Haciendo referencia a la declaración del francés Maurice Merlau-Ponty, la filósofa Marina Garcés ha escrito que afirmar “soy mi cuerpo” nos permite entender que el cuerpo no es un objeto del que nos podamos apropiar ni desprender. Somos en tanto nuestro cuerpo es el vehículo de nuestra presencia en el mundo. Y nuestra presencia está verificada por los otros cuerpos que, en relación con el nuestro, dan cuenta de nuestra existencia. Por eso, si algo hace este virus de manera tan radical es restregarnos en la cara que, en tanto cuerpos, estamos interconectados. El virus hace visible nuestra continuidad, para bien o para mal, para el contagio o para el amor. ¿Seremos capaces, a partir de este duro momento histórico por el que atravesamos, de entender nuestros actos como detonantes de una reacción en cadena? ¿Cómo asume, por ejemplo, su derecho al voto, el ciudadano que sabe que su decisión afecta a muchas otras personas?

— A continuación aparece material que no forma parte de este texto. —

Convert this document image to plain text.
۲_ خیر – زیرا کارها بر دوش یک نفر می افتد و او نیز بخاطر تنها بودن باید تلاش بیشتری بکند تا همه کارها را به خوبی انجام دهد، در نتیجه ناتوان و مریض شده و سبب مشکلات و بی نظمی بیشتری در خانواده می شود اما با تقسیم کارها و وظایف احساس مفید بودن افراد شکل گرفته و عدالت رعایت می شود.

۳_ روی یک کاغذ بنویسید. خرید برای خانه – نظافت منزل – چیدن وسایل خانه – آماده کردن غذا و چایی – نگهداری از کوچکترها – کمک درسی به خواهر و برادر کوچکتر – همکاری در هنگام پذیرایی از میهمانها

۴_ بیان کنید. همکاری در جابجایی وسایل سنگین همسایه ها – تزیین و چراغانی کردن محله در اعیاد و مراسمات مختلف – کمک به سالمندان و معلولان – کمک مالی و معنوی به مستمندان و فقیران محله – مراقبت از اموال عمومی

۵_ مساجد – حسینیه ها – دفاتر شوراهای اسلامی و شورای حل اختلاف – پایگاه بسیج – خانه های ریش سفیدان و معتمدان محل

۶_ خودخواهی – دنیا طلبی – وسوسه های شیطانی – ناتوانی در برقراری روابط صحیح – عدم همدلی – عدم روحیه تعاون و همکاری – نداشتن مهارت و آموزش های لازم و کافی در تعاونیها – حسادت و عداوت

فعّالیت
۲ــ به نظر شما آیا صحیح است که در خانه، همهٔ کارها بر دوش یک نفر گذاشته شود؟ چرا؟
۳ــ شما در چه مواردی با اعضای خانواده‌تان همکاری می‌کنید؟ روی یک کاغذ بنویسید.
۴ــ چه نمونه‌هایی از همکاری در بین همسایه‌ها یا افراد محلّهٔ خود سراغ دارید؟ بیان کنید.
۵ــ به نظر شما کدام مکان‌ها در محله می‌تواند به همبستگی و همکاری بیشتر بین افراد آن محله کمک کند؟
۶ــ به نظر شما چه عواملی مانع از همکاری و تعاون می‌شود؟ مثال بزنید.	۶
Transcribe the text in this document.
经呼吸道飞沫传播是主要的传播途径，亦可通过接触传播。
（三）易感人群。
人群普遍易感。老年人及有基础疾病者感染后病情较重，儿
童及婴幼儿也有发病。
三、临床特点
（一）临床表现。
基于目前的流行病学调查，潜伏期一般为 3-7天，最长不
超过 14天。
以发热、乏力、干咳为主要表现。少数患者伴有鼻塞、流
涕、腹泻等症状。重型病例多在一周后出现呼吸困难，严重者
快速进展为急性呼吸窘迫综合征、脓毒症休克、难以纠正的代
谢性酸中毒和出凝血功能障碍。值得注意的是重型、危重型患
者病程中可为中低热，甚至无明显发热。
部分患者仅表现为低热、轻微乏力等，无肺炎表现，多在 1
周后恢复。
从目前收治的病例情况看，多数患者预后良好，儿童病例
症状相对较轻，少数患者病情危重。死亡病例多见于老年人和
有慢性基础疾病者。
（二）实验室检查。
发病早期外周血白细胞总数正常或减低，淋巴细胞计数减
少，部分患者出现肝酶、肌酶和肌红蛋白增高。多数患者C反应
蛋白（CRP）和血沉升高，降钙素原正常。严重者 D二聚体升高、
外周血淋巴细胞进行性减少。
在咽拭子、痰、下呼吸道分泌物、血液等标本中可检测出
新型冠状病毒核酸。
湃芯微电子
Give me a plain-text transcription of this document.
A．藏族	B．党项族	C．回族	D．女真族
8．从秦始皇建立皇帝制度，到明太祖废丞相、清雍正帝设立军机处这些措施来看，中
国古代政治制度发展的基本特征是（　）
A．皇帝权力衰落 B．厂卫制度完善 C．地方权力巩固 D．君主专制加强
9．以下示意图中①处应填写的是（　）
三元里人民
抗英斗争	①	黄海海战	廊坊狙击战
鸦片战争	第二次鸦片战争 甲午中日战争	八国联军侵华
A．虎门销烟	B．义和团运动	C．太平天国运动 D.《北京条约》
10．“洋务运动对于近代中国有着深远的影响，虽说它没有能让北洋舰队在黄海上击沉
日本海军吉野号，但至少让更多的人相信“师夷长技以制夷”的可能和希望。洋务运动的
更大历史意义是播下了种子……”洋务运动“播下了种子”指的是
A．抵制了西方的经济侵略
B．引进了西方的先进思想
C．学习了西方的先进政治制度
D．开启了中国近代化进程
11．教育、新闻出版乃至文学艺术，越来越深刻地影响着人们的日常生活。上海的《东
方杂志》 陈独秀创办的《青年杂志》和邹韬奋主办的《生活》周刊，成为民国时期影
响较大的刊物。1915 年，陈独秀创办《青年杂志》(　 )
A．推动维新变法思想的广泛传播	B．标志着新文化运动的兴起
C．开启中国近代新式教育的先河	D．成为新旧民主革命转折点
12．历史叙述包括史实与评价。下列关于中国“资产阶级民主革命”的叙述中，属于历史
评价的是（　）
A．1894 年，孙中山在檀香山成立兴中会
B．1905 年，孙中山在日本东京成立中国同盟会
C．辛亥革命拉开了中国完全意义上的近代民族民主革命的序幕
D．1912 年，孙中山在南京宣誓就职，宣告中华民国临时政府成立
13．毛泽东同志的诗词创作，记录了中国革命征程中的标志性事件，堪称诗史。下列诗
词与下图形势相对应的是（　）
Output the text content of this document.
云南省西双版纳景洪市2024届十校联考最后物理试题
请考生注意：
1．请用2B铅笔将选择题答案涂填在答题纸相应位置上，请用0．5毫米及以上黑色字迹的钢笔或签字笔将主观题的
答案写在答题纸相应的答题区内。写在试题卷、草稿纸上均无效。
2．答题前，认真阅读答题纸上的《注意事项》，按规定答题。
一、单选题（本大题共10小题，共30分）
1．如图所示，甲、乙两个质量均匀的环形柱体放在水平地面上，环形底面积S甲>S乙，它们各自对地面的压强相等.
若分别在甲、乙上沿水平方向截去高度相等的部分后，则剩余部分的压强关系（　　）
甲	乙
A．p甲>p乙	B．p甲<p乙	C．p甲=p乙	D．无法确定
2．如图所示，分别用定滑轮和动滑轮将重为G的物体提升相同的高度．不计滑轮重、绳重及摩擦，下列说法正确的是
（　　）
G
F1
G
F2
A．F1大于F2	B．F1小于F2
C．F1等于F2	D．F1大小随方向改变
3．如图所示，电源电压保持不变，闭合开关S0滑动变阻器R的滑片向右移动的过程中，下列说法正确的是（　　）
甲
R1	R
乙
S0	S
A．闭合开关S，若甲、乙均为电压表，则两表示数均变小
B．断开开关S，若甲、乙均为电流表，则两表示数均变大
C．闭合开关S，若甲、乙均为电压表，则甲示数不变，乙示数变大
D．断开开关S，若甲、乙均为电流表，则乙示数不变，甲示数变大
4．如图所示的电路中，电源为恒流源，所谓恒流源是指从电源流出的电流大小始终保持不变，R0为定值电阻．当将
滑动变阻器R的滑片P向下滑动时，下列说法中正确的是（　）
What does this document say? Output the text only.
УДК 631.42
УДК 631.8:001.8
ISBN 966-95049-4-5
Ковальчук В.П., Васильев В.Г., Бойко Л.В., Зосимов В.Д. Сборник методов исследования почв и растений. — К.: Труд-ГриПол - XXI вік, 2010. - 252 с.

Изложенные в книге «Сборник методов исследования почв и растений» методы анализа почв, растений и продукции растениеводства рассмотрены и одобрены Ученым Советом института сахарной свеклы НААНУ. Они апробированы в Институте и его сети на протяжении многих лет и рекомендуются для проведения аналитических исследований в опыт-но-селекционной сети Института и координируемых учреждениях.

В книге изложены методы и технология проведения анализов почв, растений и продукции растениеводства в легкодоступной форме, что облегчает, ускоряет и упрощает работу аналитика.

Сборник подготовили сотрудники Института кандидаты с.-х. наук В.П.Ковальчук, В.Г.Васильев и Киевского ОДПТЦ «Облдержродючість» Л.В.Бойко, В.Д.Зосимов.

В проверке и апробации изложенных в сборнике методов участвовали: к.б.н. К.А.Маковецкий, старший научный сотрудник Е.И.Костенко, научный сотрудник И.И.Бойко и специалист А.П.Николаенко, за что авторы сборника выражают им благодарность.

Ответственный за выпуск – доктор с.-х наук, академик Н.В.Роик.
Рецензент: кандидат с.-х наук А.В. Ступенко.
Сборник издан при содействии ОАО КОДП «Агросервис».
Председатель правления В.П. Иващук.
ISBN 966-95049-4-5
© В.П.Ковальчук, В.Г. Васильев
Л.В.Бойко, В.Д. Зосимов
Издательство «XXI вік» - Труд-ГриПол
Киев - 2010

En lo que a mí respecta, si el debate en torno al uso de la mascarilla se enmarca entre dos extremos, en uno de los cuales está Bolsonaro y, en el otro, la mujer del video que da consejos sobre cómo combinar la mascarilla con la ropa y el tono de piel, digo que usaré una mascarilla de color verde, que combine con mis convicciones. Al fin y al cabo, cuidarnos a nosotras es nuestra mejor consigna.


Karina Marín Lara es escritora, crítica literaria e investigadora académica. Su trabajo gira en torno a los estudios visuales, la literatura y los estudios críticos del cuerpo y la discapacidad. Desde el feminismo, milita por los derechos de las personas con discapacidad.